The Etceterist | 10/07/2008 9:30 am
wowOwow Asks Isaac Mizrahi: Is Fashion Still Jewish?

Editor’s Note: Introducing The Etceterist, the byline for the new style-world infiltrator for wowOwow.com, who will post deliciously anonymous weekly musings vis-à-vis the glamorous goings-on in the worlds of fashion and culture. Who is The Etceterist? Some may guess, but we prefer to stay silent, except to pronounce that there is no more inside insider in the worlds of art, beauty, society and culture.
Tuesday, October 7, marks the day that Penguin Books publishes Isaac Mizrahi’s How to Have Style, and the designer begins a tour of the United States to promote this much-anticipated encyclopedic volume that tells us how to achieve that look we’ve always wanted and desired. Here Isaac chats with the Etceterist about the book, fashion and today’s economy, and the question someone eventually had to ask: Is fashion still Jewish?
Etceterist: Hi, I. Happy [Jewish] New Year.
Isaac Mizrahi: What’s new?
ETC: Celebrating my Jewish new year very peculiarly, I guess. I have been reading Marilyn Bender’s The Beautiful People published in 1968. Remember it?
| The thing that you have to remember is that tough times like this, or back then, provide great challenges and opportunities for creative people. |
IM: I certainly do.
ETC: It is quite an insider’s examination of the marriage of fashion and society in the ’60s. Of course the subtext, given the high number of Jewish people in the fashion and retail community certainly back then, is that this marriage was an intermarriage of faiths, Jewish and Christian, but mostly, at least when you read about the greatest fashion fans, the intellectual followers of fashion, everyone seems to have been Jewish.
IM: Fashion isn’t Jewish anymore. And it also isn’t white, thank god. Remember what it used to be like? You couldn’t exactly be Venus Williams or a Spice Girl and be in capital S Society. You know who opened up society more than anyone?
ETC: Who?
IM: Anna Wintour. She made fashion not about rich people, but about talented people. It isn’t a race, it isn’t a religion, it is a meritocracy and Anna started giving dinners for people like that, especially The Costume Institute fundraiser every spring.
ETC: I just flashed on a Costume Institute party circa 1985 before Anna. Cher dripping in shiny Bob Mackie at the Met standing alone against a pillar, not mingling.
IM: No kidding, not mingling, not back in those days.
ETC: I am not sure what happened to the avant-garde followers of fashion in the United States, the patrons of designers like Geoffrey Beene. I guess they wear Prada? Vera Wang?
IM: Everything looks like Geoffrey Beene now, his look has just gentrified. Proenza Schouler clothes look like Geoffrey Beene. Some of my clothes look like Geoffrey Beene and a lot of Marc Jacobs’s clothes look like Geoffrey Beene.
ETC: How is it feeling to be a fashion designer in today’s tough economy?
IM: Listen, I started my business in the spring of 1987 and then look what happened that fall. The thing that you have to remember is that tough times like this, or back then, provide great challenges and opportunities for creative people. Think also of the designers who emerged in the ’30s like Adrian. Or the French women in WWII? Fashion is protest. Remember their wedgies and chubbies, riding their bicycles, thumbing their noses, so to speak, at the Nazis?

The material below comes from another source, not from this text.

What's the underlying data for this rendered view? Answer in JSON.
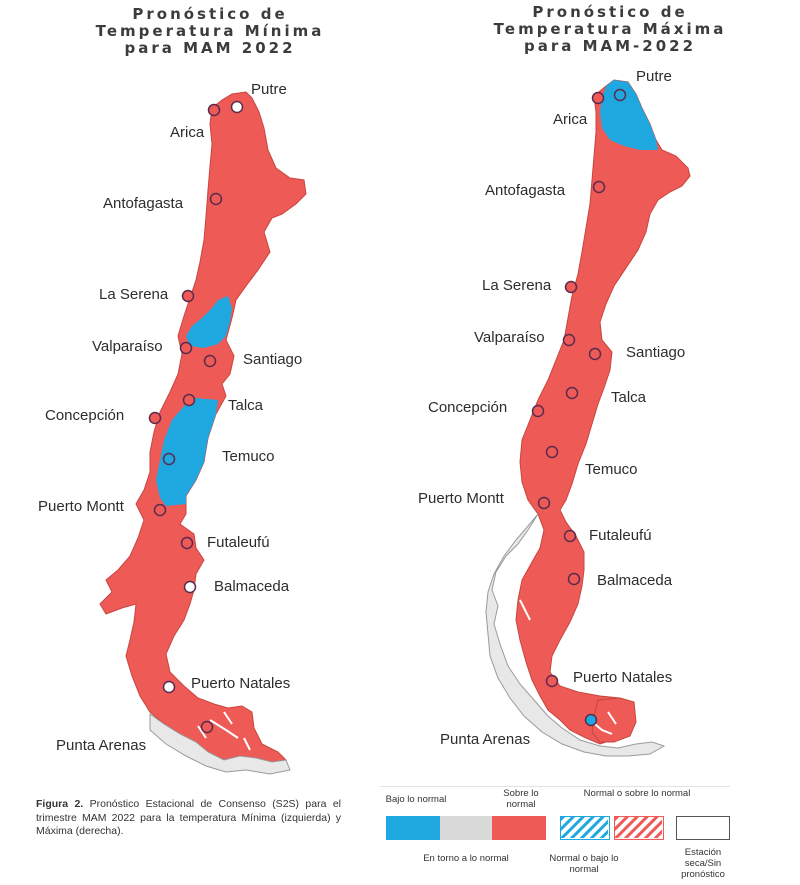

ETC: In addition to your ready-to-wear and made-to-order, you also have just designed your first collection, very, very affordably priced, for the Liz Claiborne label. I hear it is just great. Tell me about it.
IM: Can’t talk about it until 2009, but I am very pleased.
ETC: How about the book? What is your travel schedule?
IM: Tuesday the 7th at 6 PM I am at Barnes & Noble at Fifth Avenue and 46th Street in New York. Friday, October 10th, I am at Barnes & Noble in Stamford, CT, at 6 PM. On the 15th of October at 7 PM I will be at Vroman’s Bookstore in Pasadena. Thursday the 16th it is off to San Francisco and an appearance at Rakestraw Books at 7 PM. Tuesday October 21st I will be at the Borders on Michigan Avenue in Chicago at 7 PM. Wednesday the 22nd I will be in Minneapolis at the Mall of America in Bloomington at 6 PM. Then Tuesday the 28th in Atlanta at the Borders on Peachtree Road at 7 PM. And then to Dallas on the 29th to Legacy Books at 7 PM.
ETC: Do you like to travel?
IM: I hate to travel.
ETC: How do you do it, then?
IM: [laughs] I bring blankie. My Loro Piano blanket.
ETC: So the book has over 400 full-color photographs and really isn’t about dictatorial makeovers but, instead, problem solving. Things like how to find your own style, and how to become a collector rather than a shopper. So what is the secret of how to have style?
IM: Inspiration. Inspiration equals style. And the book, I hope, explains it all to you.